Suggestions for Problem 6/175
Note that this problem is very similar to that of Problem 6/176, a problem for which a video solution is posted. Please review the solution of 6/176 prior to working this problem.
There are two primary changes that you need to make for Problem 6/175:
- The force "P" in 6/176 is to be replaced by -m*g*sin(theta) in the summation of forces in the x-direction, where theta = arctan(0.1) and "x" is along the inclined surface. (The red is a correction made to the original post.)
- For Problem 6/175, the initial velocity of O is +2 m/sec in the x-direction; in Problem 6/176, the initial velocity of O is zero.
All other aspects of the solution are the same, including Step 3 - Kinematics.
Please post any questions as comments.
9 comments:
I am curious how the problem changes since it moves up the incline, stops, and then moves down. Should i just carry out the signs with omega_1 in the negative k and omega_2 in the positive k through out my equations and hope the math works itself out?
why is it theta = sin^-1 (0.1) ? isnt't theta supposed to be sin^-1 (1/root of 101) ?
I think he meant arctan(1/10) not arcsin(1/10)
Sorry...To find theta you use arctan(1/10) and then you use -mgsin(theta) as the force in the x direction. Remember that the coordinate axis is along the incline with +X up the incline.

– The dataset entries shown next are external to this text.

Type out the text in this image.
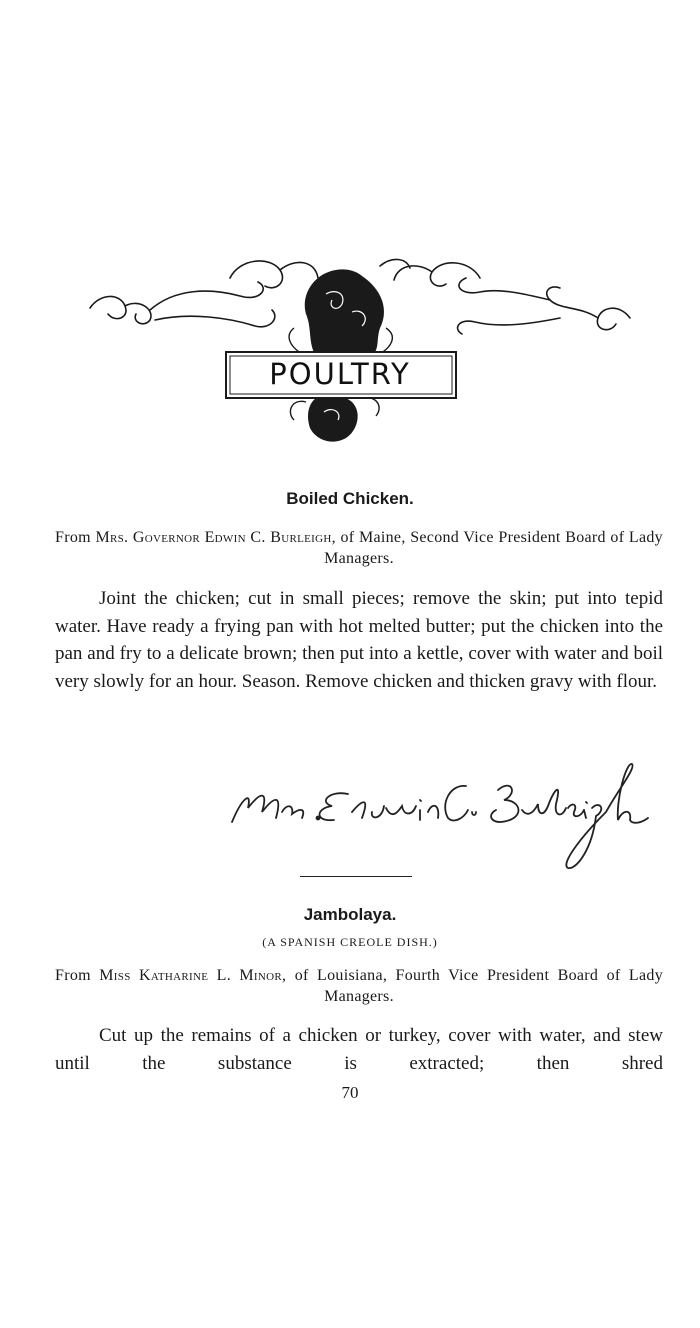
POULTRY
Boiled Chicken.
From Mrs. Governor Edwin C. Burleigh, of Maine, Second Vice President Board of Lady Managers.

Joint the chicken; cut in small pieces; remove the skin; put into tepid water. Have ready a frying pan with hot melted butter; put the chicken into the pan and fry to a delicate brown; then put into a kettle, cover with water and boil very slowly for an hour. Season. Remove chicken and thicken gravy with flour.

Jambolaya.
(A SPANISH CREOLE DISH.)
From Miss Katharine L. Minor, of Louisiana, Fourth Vice President Board of Lady Managers.

Cut up the remains of a chicken or turkey, cover with water, and stew until the substance is extracted; then shred

70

i got my final equation to be v2= (g*sin(theta)(t)-2) / -1-(k^2/r^2) this doesn't work. anybody know where i went wrong.
i couldn't get the answer too, i dunno why... seems the answer is way off from the answer given in the book
--to mark--
You are correct ... I goofed. The trig is theta = arctan(0.1), NOT arcsin(0.1). (For this small of an angle, the two results actually give very close results).
Sorry for the error.
--to jonbrueck--
You are close to the correct result. You made a small error in algebra right at the end. The answer should read:
v2=-2+ (g*sin(theta)(t)) / (-1-(k^2/r^2))
The "-2" does NOT get divided by -1-(k^2/r^2).
--to Mark (first comment)--
The entire process of the wheel moving up the incline, stopping and then moving back down is governed by the same equation. Just set up the problem using a consistent set of sign conventions, as described in the video solution for 6/176, and the math will take care of itself. No need to fix up anything to account for the reversal of direction in motion.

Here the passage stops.